Читать книгу The Bulletin Story Book - Alfred George Stephens - Страница 6
The Procession of Egos.
ОглавлениеON each side of him, for many a mile, extended a pebbled beach shut in by hazy headlands. The quiet sea chafed gently at his feet on a myriad little stones—once hugest boulders, now worn by unwearied Time into minute and most diverse shapes.
He stooped and separated one stone from its fellows—it was so very circular. It was somewhat flat; about the size of a small coin. Chance has formed this little pebble so, he thought. Then .. what Chance?
The Philosopher put the little stone disc in his pocket and walked home, considering deeply. He went at once to his laboratory and measured the granite fragment with his most delicate instruments. To their mechanism, capable of discriminating to a thousandth part of an inch, the circle of the thing was round, try it which way he would—round absolutely. The Philosopher was disturbed. He leaned his head upon his hands, with his eyes fixed upon the insignificant pebble placed on the table before him.
"It seems to me," he mused, "it is no mere speculation. It is a certainty—it must be. Yet I will place the argument on paper so that no error may creep in."
He was trembling as he took a pen and wrote:
"The conception of Space necessarily insists upon an infinity of Space. If Space be not infinite, it must have a boundary. But if that boundary be not infinite, itself must have a boundary and so on—to infinity.
"And for similar reasons, the conception of Time implies an infinity of Time. "Therefore the material Universe—what we call Matter—occurs in an infinity of Space and Time.
"But if Space and Time be infinite, why not Matter? The infinite repetition of Matter is at least as likely as its sudden cessation. So far as human knowledge extends, Matter is infinitely repeated.
"And, so far as human knowledge extends, Matter is identical in essence. There is at least as much likelihood that its primal elements will remain the same as there is that they will change to something inconceivably different.
"This Matter must be held or governed by a condition of its own existence—since Space and Time are abstractions.
"And as Matter is identical, the Law which governs it must also be identical.
"This pebble in all its remarkable rotundity was formed by what we call Chance, which in its last analysis is only an expression of Law, and is certain and entirely inflexible.
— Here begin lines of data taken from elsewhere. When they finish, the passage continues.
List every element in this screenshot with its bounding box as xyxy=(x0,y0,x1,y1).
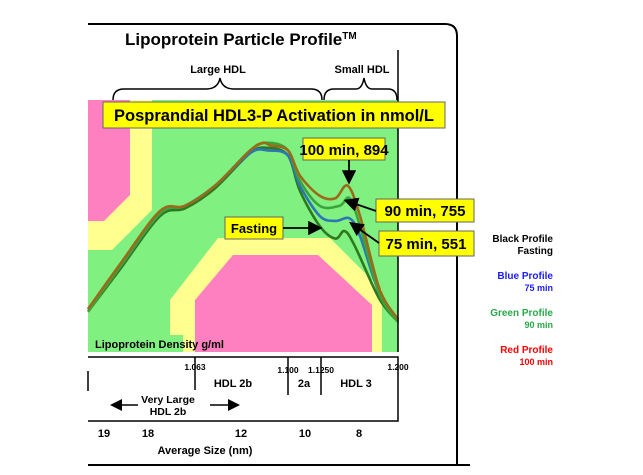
chart-title: Lipoprotein Particle ProfileTM xyxy=(125,30,357,49)
tick-1100: 1.100 xyxy=(277,365,299,375)
size-axis-label: Average Size (nm) xyxy=(158,445,253,457)
callout-100-box xyxy=(302,137,386,161)
region-very-large-2: HDL 2b xyxy=(150,406,187,418)
legend-green-title: Green Profile xyxy=(490,308,553,319)
region-hdl2b: HDL 2b xyxy=(214,378,253,390)
size-18: 18 xyxy=(142,428,154,440)
lower-axis-box xyxy=(87,356,399,422)
legend: Black Profile Fasting Blue Profile 75 mi… xyxy=(490,234,553,367)
legend-black-title: Black Profile xyxy=(492,234,553,245)
region-very-large-1: Very Large xyxy=(141,394,195,406)
size-10: 10 xyxy=(299,428,311,440)
tick-1125: 1.1250 xyxy=(308,365,334,375)
small-hdl-label: Small HDL xyxy=(334,64,389,76)
large-hdl-label: Large HDL xyxy=(190,64,246,76)
callout-90: 90 min, 755 xyxy=(385,203,466,220)
legend-red-sub: 100 min xyxy=(519,357,553,367)
size-8: 8 xyxy=(356,428,362,440)
region-hdl2a: 2a xyxy=(298,378,311,390)
banner-box xyxy=(102,101,446,129)
legend-green-sub: 90 min xyxy=(524,320,553,330)
legend-blue-sub: 75 min xyxy=(524,283,553,293)
arrow-75 xyxy=(349,221,380,244)
size-12: 12 xyxy=(235,428,247,440)
callout-arrows xyxy=(283,160,380,244)
density-ticks: 1.063 1.100 1.1250 1.200 xyxy=(184,362,409,375)
size-19: 19 xyxy=(98,428,110,440)
arrow-90 xyxy=(343,197,377,212)
tick-1063: 1.063 xyxy=(184,362,206,372)
region-hdl3: HDL 3 xyxy=(340,378,372,390)
region-labels: HDL 2b 2a HDL 3 Very Large HDL 2b xyxy=(141,378,372,418)
legend-blue-title: Blue Profile xyxy=(497,271,553,282)
callout-75: 75 min, 551 xyxy=(386,236,467,253)
frame-border xyxy=(88,23,458,465)
size-ticks: 19 18 12 10 8 xyxy=(98,428,362,440)
large-hdl-brace xyxy=(112,77,323,101)
callout-100: 100 min, 894 xyxy=(299,142,389,159)
legend-black-sub: Fasting xyxy=(517,246,553,257)
callout-75-box xyxy=(378,230,475,257)
legend-red-title: Red Profile xyxy=(500,345,553,356)
tick-1200: 1.200 xyxy=(387,362,409,372)
density-axis-label: Lipoprotein Density g/ml xyxy=(95,339,224,351)
small-hdl-brace xyxy=(323,77,398,101)
callout-fasting: Fasting xyxy=(231,221,277,236)
banner-text: Posprandial HDL3-P Activation in nmol/L xyxy=(114,107,434,125)
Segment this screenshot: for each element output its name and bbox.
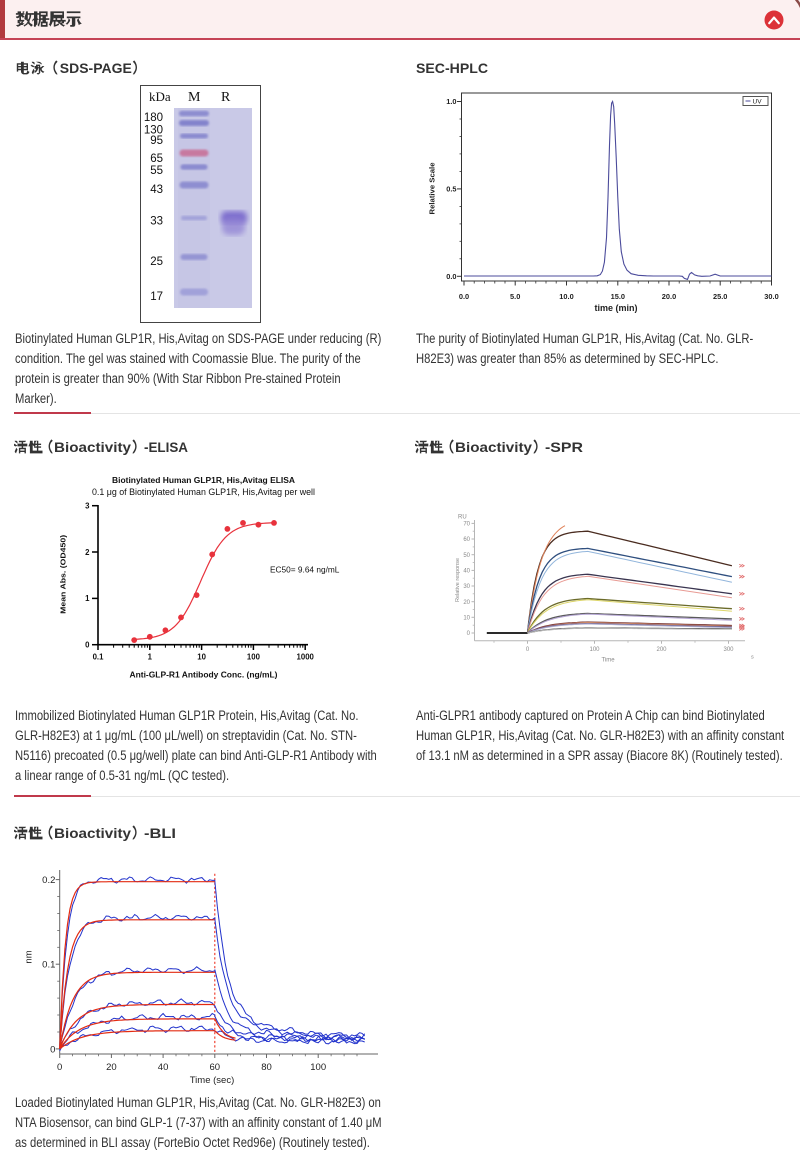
svg-text:M: M	[188, 90, 201, 105]
svg-text:15.0: 15.0	[611, 292, 625, 301]
svg-text:-SPR: -SPR	[545, 439, 583, 455]
svg-text:17: 17	[150, 291, 163, 303]
svg-text:40: 40	[463, 569, 470, 575]
svg-text:1: 1	[85, 594, 90, 603]
svg-text:10.0: 10.0	[559, 292, 573, 301]
svg-text:Time (sec): Time (sec)	[190, 1075, 235, 1086]
svg-text:1: 1	[148, 653, 153, 662]
svg-text:Bioactivity: Bioactivity	[54, 825, 131, 841]
svg-text:65: 65	[150, 153, 163, 165]
svg-text:-ELISA: -ELISA	[144, 439, 188, 455]
svg-text:30: 30	[463, 584, 470, 590]
svg-text:Bioactivity: Bioactivity	[54, 439, 131, 455]
svg-text:10: 10	[197, 653, 206, 662]
svg-text:20: 20	[463, 600, 470, 606]
svg-text:33: 33	[150, 216, 163, 228]
svg-text:300: 300	[723, 647, 734, 653]
svg-text:20.0: 20.0	[662, 292, 676, 301]
svg-text:0: 0	[467, 631, 471, 637]
svg-text:EC50= 9.64 ng/mL: EC50= 9.64 ng/mL	[270, 566, 340, 575]
svg-text:Anti-GLP-R1 Antibody Conc. (ng: Anti-GLP-R1 Antibody Conc. (ng/mL)	[130, 670, 278, 680]
svg-text:kDa: kDa	[149, 89, 171, 104]
svg-text:0.5: 0.5	[446, 185, 456, 194]
svg-text:50: 50	[463, 553, 470, 559]
svg-text:180: 180	[144, 112, 163, 124]
svg-text:Time: Time	[601, 658, 615, 664]
svg-text:time (min): time (min)	[595, 303, 638, 313]
svg-text:1.0: 1.0	[446, 97, 456, 106]
svg-text:130: 130	[144, 125, 163, 137]
svg-text:Biotinylated Human GLP1R, His,: Biotinylated Human GLP1R, His,Avitag ELI…	[112, 475, 295, 485]
svg-text:0.1 μg of Biotinylated Human G: 0.1 μg of Biotinylated Human GLP1R, His,…	[92, 487, 315, 497]
svg-text:-BLI: -BLI	[144, 825, 176, 841]
svg-text:5.0: 5.0	[510, 292, 520, 301]
svg-text:43: 43	[150, 184, 163, 196]
svg-text:nm: nm	[24, 950, 35, 963]
svg-text:0.2: 0.2	[42, 875, 55, 886]
svg-text:20: 20	[106, 1062, 117, 1073]
svg-text:100: 100	[310, 1062, 326, 1073]
svg-text:SEC-HPLC: SEC-HPLC	[416, 60, 488, 76]
svg-text:25: 25	[150, 256, 163, 268]
svg-text:3: 3	[85, 502, 90, 511]
svg-text:0: 0	[85, 641, 90, 650]
svg-text:2: 2	[85, 548, 90, 557]
svg-text:UV: UV	[753, 99, 763, 106]
svg-text:25.0: 25.0	[713, 292, 727, 301]
svg-text:SDS-PAGE: SDS-PAGE	[60, 60, 132, 76]
svg-text:Relative Scale: Relative Scale	[429, 163, 437, 215]
svg-text:Bioactivity: Bioactivity	[455, 439, 532, 455]
svg-text:10: 10	[463, 616, 470, 622]
svg-text:Mean Abs. (OD450): Mean Abs. (OD450)	[60, 534, 68, 614]
svg-text:100: 100	[247, 653, 261, 662]
svg-text:55: 55	[150, 165, 163, 177]
svg-text:70: 70	[463, 522, 470, 528]
svg-text:0.1: 0.1	[93, 653, 105, 662]
svg-text:1000: 1000	[297, 653, 315, 662]
svg-text:200: 200	[656, 647, 667, 653]
svg-text:RU: RU	[458, 515, 467, 521]
svg-text:95: 95	[150, 135, 163, 147]
svg-text:R: R	[221, 90, 231, 105]
svg-text:30.0: 30.0	[764, 292, 778, 301]
svg-text:0: 0	[50, 1044, 55, 1055]
svg-text:0.0: 0.0	[446, 272, 456, 281]
svg-text:60: 60	[210, 1062, 221, 1073]
svg-text:0.1: 0.1	[42, 960, 55, 971]
svg-text:s: s	[751, 655, 754, 661]
svg-text:60: 60	[463, 537, 470, 543]
svg-text:Relative response: Relative response	[455, 558, 461, 602]
svg-text:80: 80	[261, 1062, 272, 1073]
svg-text:0.0: 0.0	[459, 292, 469, 301]
svg-text:100: 100	[589, 647, 600, 653]
svg-text:0: 0	[57, 1062, 62, 1073]
svg-text:0: 0	[526, 647, 530, 653]
svg-text:40: 40	[158, 1062, 169, 1073]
"Given Sea, and Stone, and Time long enough, a shape such as this must have been formed.
"And if this shape, in the chances which Time never-ending must bring, then every and any other shape.
"But Time is not operating in its chances on this World alone, but on all other Worlds which it has formed, extending in Space illimitably.
"Therefore other discs the very counterpart of this must exist in other Worlds.
"And, the Worlds being unlimited in number, the perfect discs must be unlimited.
"But Chance must repeat the shape and characteristics of this World as it repeats the discs.
"And, as the Worlds are unlimited, and Time has never begun nor yet can end, some World must be so like that the similarity will extend to every islet, to every rock, to every pebble, and to that pebble's exact position on the sea-beach as I found this.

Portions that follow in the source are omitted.